On Acer Aspire One, A150 Aw, sold to me with Linpus but then rooted up and
installed Ubuntu Karmic (yes, 9.10) and updated the BIOS to 3309 (latest). This
however isn't Ubuntu-specific (actually if I googled correctly, only one
distribution got it right, the original Linpus Lite...)
The issue I am talking about is : the killswitch for the wireless adaptor.
The Internet is almost 'flooded' with reports of this not working on various
distributions, that's why decided to go a level higher.
I have actually found that pushing this button repeatedly, produces 2 scancodes
: showkey reports keycode 238 pressed and keycode 238 released; in -s mode
reports 0xe0 0xf3 and 0xe0 0x73.
Also I think the firmware (BIOS) reports these only when the operation on the
WIFI card has been done, i.e. when it successfully toggled it, because when
pushing the button too often (too small gap between pushes)

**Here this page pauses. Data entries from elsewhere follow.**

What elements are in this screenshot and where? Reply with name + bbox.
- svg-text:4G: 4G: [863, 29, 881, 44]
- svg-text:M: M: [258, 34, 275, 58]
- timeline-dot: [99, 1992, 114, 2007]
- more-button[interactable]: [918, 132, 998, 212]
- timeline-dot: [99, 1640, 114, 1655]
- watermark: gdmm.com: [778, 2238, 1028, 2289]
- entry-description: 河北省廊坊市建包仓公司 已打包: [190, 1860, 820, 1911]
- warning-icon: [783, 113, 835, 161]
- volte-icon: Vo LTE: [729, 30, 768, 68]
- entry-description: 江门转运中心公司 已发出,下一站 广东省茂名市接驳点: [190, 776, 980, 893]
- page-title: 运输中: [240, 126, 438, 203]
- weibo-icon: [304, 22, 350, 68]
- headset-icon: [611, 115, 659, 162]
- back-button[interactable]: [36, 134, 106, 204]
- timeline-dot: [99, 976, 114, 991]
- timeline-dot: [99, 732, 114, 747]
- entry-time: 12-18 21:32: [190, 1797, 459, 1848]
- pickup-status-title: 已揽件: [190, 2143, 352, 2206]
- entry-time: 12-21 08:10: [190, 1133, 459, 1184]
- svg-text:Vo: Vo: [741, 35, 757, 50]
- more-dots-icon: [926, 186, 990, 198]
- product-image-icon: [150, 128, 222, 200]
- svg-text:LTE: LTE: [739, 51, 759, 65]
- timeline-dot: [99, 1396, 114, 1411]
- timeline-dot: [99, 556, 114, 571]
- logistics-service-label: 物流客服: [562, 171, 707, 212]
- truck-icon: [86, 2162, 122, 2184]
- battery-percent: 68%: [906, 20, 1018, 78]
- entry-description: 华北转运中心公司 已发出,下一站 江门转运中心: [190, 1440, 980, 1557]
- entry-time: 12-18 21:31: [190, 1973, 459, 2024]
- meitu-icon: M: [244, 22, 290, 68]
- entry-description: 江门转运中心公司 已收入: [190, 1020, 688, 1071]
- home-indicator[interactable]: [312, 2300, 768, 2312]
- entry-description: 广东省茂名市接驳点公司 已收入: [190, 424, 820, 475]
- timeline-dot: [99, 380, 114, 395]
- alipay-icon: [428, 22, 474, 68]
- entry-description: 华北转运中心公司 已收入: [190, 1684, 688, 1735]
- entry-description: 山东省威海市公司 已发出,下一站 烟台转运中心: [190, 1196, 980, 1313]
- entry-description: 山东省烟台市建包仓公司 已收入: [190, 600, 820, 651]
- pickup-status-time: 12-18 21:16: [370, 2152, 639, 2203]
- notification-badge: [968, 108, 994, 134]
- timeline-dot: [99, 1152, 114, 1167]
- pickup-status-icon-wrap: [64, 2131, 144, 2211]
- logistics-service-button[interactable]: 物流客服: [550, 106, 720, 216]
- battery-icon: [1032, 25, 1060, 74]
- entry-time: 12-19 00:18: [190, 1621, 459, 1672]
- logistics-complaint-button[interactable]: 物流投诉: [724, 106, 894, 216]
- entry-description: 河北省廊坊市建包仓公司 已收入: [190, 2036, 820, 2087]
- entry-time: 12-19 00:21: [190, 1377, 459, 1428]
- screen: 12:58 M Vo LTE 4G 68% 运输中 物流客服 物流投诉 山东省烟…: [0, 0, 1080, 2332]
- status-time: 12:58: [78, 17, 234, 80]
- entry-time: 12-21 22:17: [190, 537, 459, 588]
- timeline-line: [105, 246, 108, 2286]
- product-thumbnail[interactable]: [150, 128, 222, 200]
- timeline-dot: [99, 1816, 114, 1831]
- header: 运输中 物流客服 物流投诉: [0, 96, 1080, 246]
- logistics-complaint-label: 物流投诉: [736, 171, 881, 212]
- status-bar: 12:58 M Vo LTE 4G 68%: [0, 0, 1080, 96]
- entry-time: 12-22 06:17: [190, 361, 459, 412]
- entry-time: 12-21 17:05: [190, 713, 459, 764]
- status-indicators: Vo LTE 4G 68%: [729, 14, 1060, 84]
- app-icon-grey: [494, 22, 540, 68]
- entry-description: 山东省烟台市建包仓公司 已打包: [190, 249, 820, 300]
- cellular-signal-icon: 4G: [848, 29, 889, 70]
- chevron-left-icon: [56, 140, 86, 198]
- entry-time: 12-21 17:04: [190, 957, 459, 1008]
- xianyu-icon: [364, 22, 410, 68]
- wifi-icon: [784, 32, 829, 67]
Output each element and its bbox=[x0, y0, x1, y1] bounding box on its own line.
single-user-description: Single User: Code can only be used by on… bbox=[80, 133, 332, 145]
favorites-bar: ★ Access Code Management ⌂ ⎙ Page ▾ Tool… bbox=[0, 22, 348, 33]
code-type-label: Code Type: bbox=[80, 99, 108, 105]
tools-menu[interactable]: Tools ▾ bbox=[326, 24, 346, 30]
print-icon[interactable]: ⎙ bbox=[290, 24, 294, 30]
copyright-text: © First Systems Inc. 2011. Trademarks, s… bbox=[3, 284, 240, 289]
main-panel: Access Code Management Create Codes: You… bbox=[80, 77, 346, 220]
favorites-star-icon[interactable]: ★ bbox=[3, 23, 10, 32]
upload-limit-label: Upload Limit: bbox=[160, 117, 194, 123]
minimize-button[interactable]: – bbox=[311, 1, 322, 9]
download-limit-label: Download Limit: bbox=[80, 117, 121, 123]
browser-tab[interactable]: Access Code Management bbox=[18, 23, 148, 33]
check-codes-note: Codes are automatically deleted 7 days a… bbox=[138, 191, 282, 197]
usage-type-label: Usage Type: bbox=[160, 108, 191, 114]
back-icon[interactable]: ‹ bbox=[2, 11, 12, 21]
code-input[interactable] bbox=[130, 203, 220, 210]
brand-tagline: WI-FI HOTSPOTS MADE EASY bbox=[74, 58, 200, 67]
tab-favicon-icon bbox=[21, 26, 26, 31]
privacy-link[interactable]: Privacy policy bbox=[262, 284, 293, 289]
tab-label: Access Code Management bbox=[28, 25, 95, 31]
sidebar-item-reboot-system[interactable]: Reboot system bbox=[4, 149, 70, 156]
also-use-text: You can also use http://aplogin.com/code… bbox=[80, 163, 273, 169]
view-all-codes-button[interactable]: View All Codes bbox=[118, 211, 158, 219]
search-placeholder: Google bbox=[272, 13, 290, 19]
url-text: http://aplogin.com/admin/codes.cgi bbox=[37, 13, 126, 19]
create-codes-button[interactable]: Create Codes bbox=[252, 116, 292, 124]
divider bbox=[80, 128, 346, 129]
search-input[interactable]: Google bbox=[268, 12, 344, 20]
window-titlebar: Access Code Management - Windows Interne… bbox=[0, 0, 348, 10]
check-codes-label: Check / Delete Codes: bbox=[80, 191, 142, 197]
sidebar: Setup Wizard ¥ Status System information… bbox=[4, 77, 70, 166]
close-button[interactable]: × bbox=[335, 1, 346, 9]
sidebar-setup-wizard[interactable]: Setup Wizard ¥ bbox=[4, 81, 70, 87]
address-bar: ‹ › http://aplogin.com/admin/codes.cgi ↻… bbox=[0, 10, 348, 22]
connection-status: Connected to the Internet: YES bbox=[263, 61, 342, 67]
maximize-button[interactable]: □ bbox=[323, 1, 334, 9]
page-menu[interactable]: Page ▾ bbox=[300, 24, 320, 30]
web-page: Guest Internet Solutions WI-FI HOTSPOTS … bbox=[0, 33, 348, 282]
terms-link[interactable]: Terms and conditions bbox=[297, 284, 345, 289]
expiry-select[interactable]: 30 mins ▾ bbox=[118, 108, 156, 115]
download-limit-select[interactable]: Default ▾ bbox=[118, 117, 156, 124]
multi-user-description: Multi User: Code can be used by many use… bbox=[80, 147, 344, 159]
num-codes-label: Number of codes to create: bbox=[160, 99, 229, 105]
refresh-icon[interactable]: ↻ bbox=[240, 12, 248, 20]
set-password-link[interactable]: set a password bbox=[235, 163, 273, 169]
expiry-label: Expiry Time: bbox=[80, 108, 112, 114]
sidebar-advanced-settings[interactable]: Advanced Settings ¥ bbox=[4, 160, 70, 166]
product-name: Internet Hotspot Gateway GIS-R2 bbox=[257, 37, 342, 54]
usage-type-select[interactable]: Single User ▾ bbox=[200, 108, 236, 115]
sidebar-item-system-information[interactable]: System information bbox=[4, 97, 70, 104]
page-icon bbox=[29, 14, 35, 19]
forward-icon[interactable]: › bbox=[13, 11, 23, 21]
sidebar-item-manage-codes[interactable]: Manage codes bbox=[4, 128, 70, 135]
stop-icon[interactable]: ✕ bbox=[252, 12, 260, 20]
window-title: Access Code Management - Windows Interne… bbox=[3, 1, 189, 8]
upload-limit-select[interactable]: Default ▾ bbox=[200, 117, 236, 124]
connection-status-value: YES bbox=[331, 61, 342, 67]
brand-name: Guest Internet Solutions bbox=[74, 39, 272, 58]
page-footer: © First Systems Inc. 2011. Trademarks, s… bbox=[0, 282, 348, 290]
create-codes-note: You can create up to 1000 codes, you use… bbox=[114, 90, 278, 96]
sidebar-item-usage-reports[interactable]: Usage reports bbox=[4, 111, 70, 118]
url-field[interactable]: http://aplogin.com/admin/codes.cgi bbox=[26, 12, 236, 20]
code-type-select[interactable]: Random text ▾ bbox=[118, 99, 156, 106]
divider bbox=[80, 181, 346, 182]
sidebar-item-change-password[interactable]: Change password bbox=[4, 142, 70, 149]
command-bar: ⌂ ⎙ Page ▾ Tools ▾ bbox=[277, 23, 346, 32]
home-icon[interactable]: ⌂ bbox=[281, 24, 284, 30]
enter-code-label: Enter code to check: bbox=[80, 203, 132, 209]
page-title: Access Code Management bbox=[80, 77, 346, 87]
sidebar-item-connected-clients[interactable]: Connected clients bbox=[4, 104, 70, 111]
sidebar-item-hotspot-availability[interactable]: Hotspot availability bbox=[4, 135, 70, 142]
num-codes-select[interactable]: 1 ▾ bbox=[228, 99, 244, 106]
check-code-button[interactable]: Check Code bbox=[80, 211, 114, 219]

As this netbook gives a completely unusable WMI interface (found out by Carlos
Corbacho, the acer-wmi developer) there is no other way the rfkill
infrastructure can be aware of the hard-lock status;
The killswitch itself is a mono-stable sliding button, not a bi-stable slider;
so I think this might also be related to some people's problems with
(de)activating wifi hardware on laptops that have just a Fn+wifi toggle;
This is why I think this might be a more generic issue, and why I decided to
post here.
Apologies, if it really really doesn't belong here.